Image: D-Street features Vinylmation of every type and even uses them to decorate tables, shelving, and more. This table, for instance, houses every 3-inch Vinyl figure produced to date.
Image: Both 3-inch and 9-inch Vinyls can be found in different styles and themes.
Image: The success of Vinylmation has also inspired a line of t-shirts, iPhone cases, book bags, and more.
Because a variety of artists work on the designs and trends are considered, Vinyls celebrate everything and anything. There’s a collection for sushi, some that have sweet scents, ones that light up, and more. Collectors can even find a Vinyl representing countries or famous cities like the popular New York City series or those representing the pavilions in Epcot.
Image: Vinyl Styles – Which is Your Favorite?
With any collectible, you have fans, non-fans, and those who fall in-between. In spite of this, it appears as if the Vinylmation craze has broken the mold, so to speak, in terms of how they are received. There is no “middle ground” when it comes to the figures: you either love them or hate them. I remember when I first saw the Vinyls years ago; it was at the time that Urban 1 was released. I thought that they were bizarre and so un-Disney-like. Once I saw some of the Park series and those that soon followed, I caught the bug and now own hundreds of Vinylmations which are displayed throughout my home office. Still, there are many Disney fans who claim to “not understand” the attractiveness of these collectibles and have not succumbed to the fad.
Image: Numerous styles of Disney Vinylmation figures were showcased at this year’s Comic Con event in California.
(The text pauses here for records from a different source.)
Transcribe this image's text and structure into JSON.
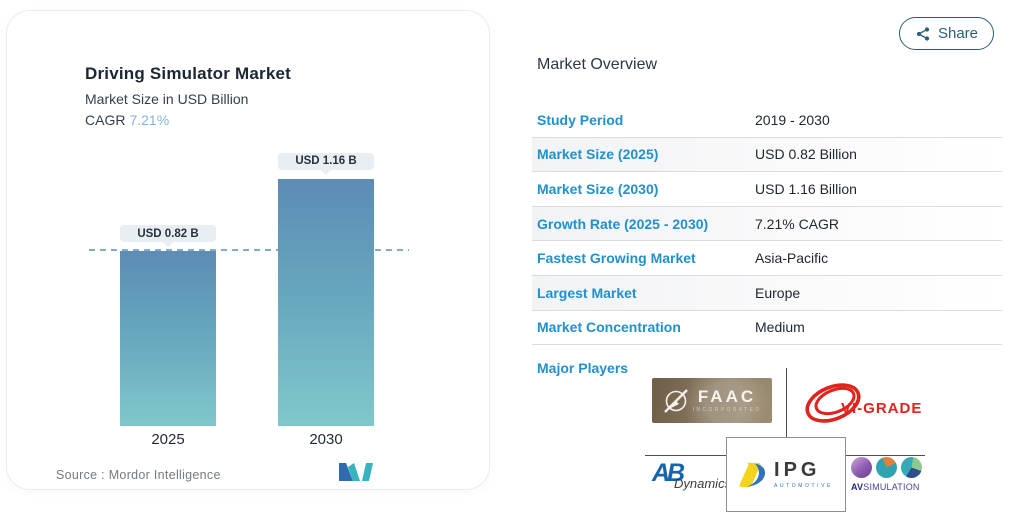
{
  "chart_card": {
    "title": "Driving Simulator Market",
    "subtitle": "Market Size in USD Billion",
    "cagr_label": "CAGR",
    "cagr_value": "7.21%",
    "source": "Source :  Mordor Intelligence"
  },
  "chart_data": {
    "type": "bar",
    "title": "Driving Simulator Market",
    "subtitle": "Market Size in USD Billion",
    "cagr": "7.21%",
    "categories": [
      "2025",
      "2030"
    ],
    "values": [
      0.82,
      1.16
    ],
    "unit": "USD Billion",
    "bar_labels": [
      "USD 0.82 B",
      "USD 1.16 B"
    ],
    "reference_line": 0.82,
    "ylim": [
      0,
      1.3
    ],
    "grid": false,
    "legend": "none",
    "bar_gradient": [
      "#5d8cb5",
      "#80c8cb"
    ],
    "reference_line_color": "#84abce"
  },
  "share": {
    "label": "Share"
  },
  "overview": {
    "heading": "Market Overview",
    "rows": [
      {
        "label": "Study Period",
        "value": "2019 - 2030"
      },
      {
        "label": "Market Size (2025)",
        "value": "USD 0.82 Billion"
      },
      {
        "label": "Market Size (2030)",
        "value": "USD 1.16 Billion"
      },
      {
        "label": "Growth Rate (2025 - 2030)",
        "value": "7.21% CAGR"
      },
      {
        "label": "Fastest Growing Market",
        "value": "Asia-Pacific"
      },
      {
        "label": "Largest Market",
        "value": "Europe"
      },
      {
        "label": "Market Concentration",
        "value": "Medium"
      }
    ],
    "major_players_label": "Major Players"
  },
  "players": {
    "faac": {
      "name": "FAAC",
      "sub": "INCORPORATED"
    },
    "vigrade": {
      "name": "VI-GRADE"
    },
    "abdynamics": {
      "name_a": "AB",
      "name_b": "Dynamics"
    },
    "ipg": {
      "name": "IPG",
      "sub": "AUTOMOTIVE"
    },
    "avsimulation": {
      "name_a": "AV",
      "name_b": "SIMULATION"
    }
  },
  "colors": {
    "accent_blue": "#2190cb",
    "share_teal": "#2a5f7a",
    "cagr_blue": "#86b2da",
    "text_dark": "#1f2a33",
    "divider": "#dadddf",
    "chip_bg": "#e9eef2"
  }
}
Even though Disney Vinylmation has grown to become such a large success, one has to question whether or not it is truly here to stay. Think back to pin trading, a prominent activity done in the parks for many years. Yes, pins are still sold and collectors trade, but is it as popular as it once was long ago? I think the answer is that it is definitely not. Could Vinyls be headed towards the same fate? It appears to me that once pin trading reached the height of its popularity, it quickly fell off of the cliff to submission. Pins were everywhere. You could find them in every style, shape, color, or theme imaginable. Now, it seems like Vinylmation has hit this level. Disney is even encouraging fans to trade just like it did with designated pin trading events held at the Contemporary Resort and Marketplace. Will we soon see the end of this little plastic figures? I guess only time will tell, but for now, I’m on the hunt for the next Vinyl to add to my collection.